The decision from the Court of Appeals for the District of Columbia was hardly unexpected, but it was sharp and unequivocal. Writing for a unanimous three-judge panel, Judge David Tatel told the Federal Communications Commission that its Open Internet Order, designed to preserve network enutrality, exceeded its authority: “[E]ven though the Commission has general authority to regulate in this arena, it may not impose requirements that contravene express statutory mandates.”

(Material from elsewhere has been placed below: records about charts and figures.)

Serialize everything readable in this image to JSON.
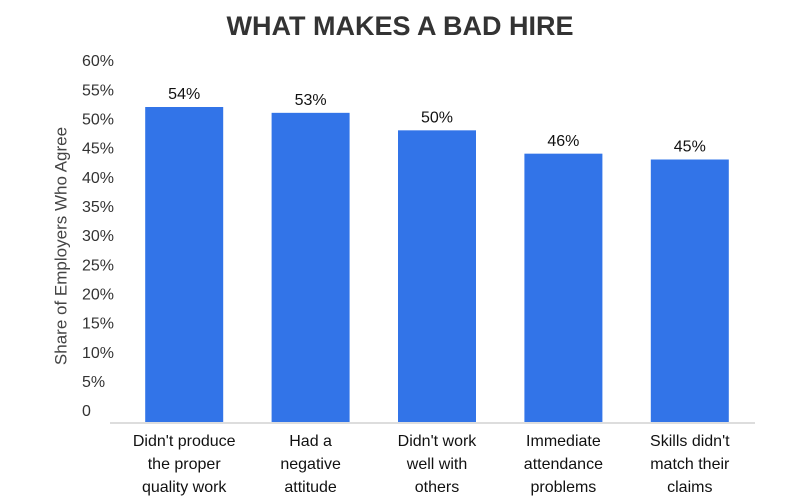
{
  "chart_data": {
    "type": "bar",
    "title": "WHAT MAKES A BAD HIRE",
    "y_label": "Share of Employers Who Agree",
    "categories": [
      "Didn't produce\nthe proper\nquality work",
      "Had a\nnegative\nattitude",
      "Didn't work\nwell with\nothers",
      "Immediate\nattendance\nproblems",
      "Skills didn't\nmatch their\nclaims"
    ],
    "values": [
      54,
      53,
      50,
      46,
      45
    ],
    "value_labels": [
      "54%",
      "53%",
      "50%",
      "46%",
      "45%"
    ],
    "color": "#3274e8",
    "ylim": [
      0,
      60
    ],
    "yticks": [
      0,
      {
        "value": 5,
        "label": "5%"
      },
      {
        "value": 10,
        "label": "10%"
      },
      {
        "value": 15,
        "label": "15%"
      },
      {
        "value": 20,
        "label": "20%"
      },
      {
        "value": 25,
        "label": "25%"
      },
      {
        "value": 30,
        "label": "30%"
      },
      {
        "value": 35,
        "label": "35%"
      },
      {
        "value": 40,
        "label": "40%"
      },
      {
        "value": 45,
        "label": "45%"
      },
      {
        "value": 50,
        "label": "50%"
      },
      {
        "value": 55,
        "label": "55%"
      },
      {
        "value": 60,
        "label": "60%"
      }
    ],
    "grid": false
  }
}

You would think that by now, the FCC would have figured out that the courts mean it. Every time the Commission tries to stretch beyond the letter of the law, it gets shot down. In the case preceding this one, the FCC fined Comcast for violating its network neutrality rules. The Supreme court struck down the rules. The FCC morphed them into the Open Internet Order, and now the appeals court has said no again. The White House and the FCC may appeal the decision to the Supreme Court, but their chances are not good. Judge Tatel, a Clinton appointee is a highly respected jurist who carries a lot of weight with Supreme Court liberals. (Judge Judith Rogers, also a Clinton appointee, concurred; Senior Judge Laurence Silberman, a Reagan appointee, dissented in part but in a way that would have further restricted FCC powers.)
Frankly, FCC Chairman Tom Wheeler ought to move on. The theory behind network neutrality is sound. The argument is that unless neutrality is enforced, carriers such as Verizon and AT&T will adopt discriminatory practices or pricing policies that will favor the largest and most powerful content providers. Startups and little guys with be hurt and innovation will suffer.
The problem is that network neutrality violations are unicorns. Everyone knows what they are supposed to look like, but no one (well, hardly anyone) has ever seen one. Free Press, a pro-neutrality advocacy group, reacted predictably to the decision: “Right now there is no one protecting Internet users from ISPs that block or discriminate against websites, applications or services. Companies like Verizon will now be able to block or slow down any website, application or service they like. And they’ll be able to create tiered pricing structures with fast lanes for those who can afford the tolls and slow lanes for everyone else.”
But why would they? What actually would be in if for them? One reason it is hard to make a compelling case for net neutrality regulation is that in the two decades since the internet was turned over to private carriers, this simply has not happened. If carriers really started messing with
AT&T recently announced that it would arrange deals with content providers who would subsidize traffic on the AT&T 4G wireless network and those bits would not count against customers data caps. Opponents, as expected, promptly denounced the idea as a violation of net neutrality and the FCC said it would at least take a close look. The real question is whether this will help or hurt consumers, and I think the best we can say at this point is that it depends on just how it is implemented. I could certainly see a benefit to me from being able to watch Netflix without worrying about data consumption–provided nothing else I depend on is lost in the process. I think it is time for a bit of regulatory humility; let the FCC stand back and see how things work out. If they go badly for consumers, there will be plenty of time for government intervention.
The appeals court left the door open to a more draconian alternative. The FCC has classified broadband service providers as Title II carriers, putting them in the same lightly regulated class as cable TV operators. It could, as the court noted, reclassify them under Title I, which would regulate them as common carriers, the same as voice providers. Such a course has been advocated by Free Press and others.
I think it would be a terrible mistake. For one thing, it would embroil the FCC in a huge fight with Congress and would likely freeze progress on frankly more important issues, such as freeing more wireless data spectrum and furthering the transition of telephone services to IP networks. Second, it would create a regulatory regime in which the only companies likely to thrive are the spiritual and literal heirs of the Bell System, AT&T and Verizon (and to a lesser extent, Century Link.) Survival under that sort of regulation requires a special skill set which these carriers have spent over a century refining. Title II reclassification would end up being a far more profoundly anticompetitive move than any retreat of network neutrality.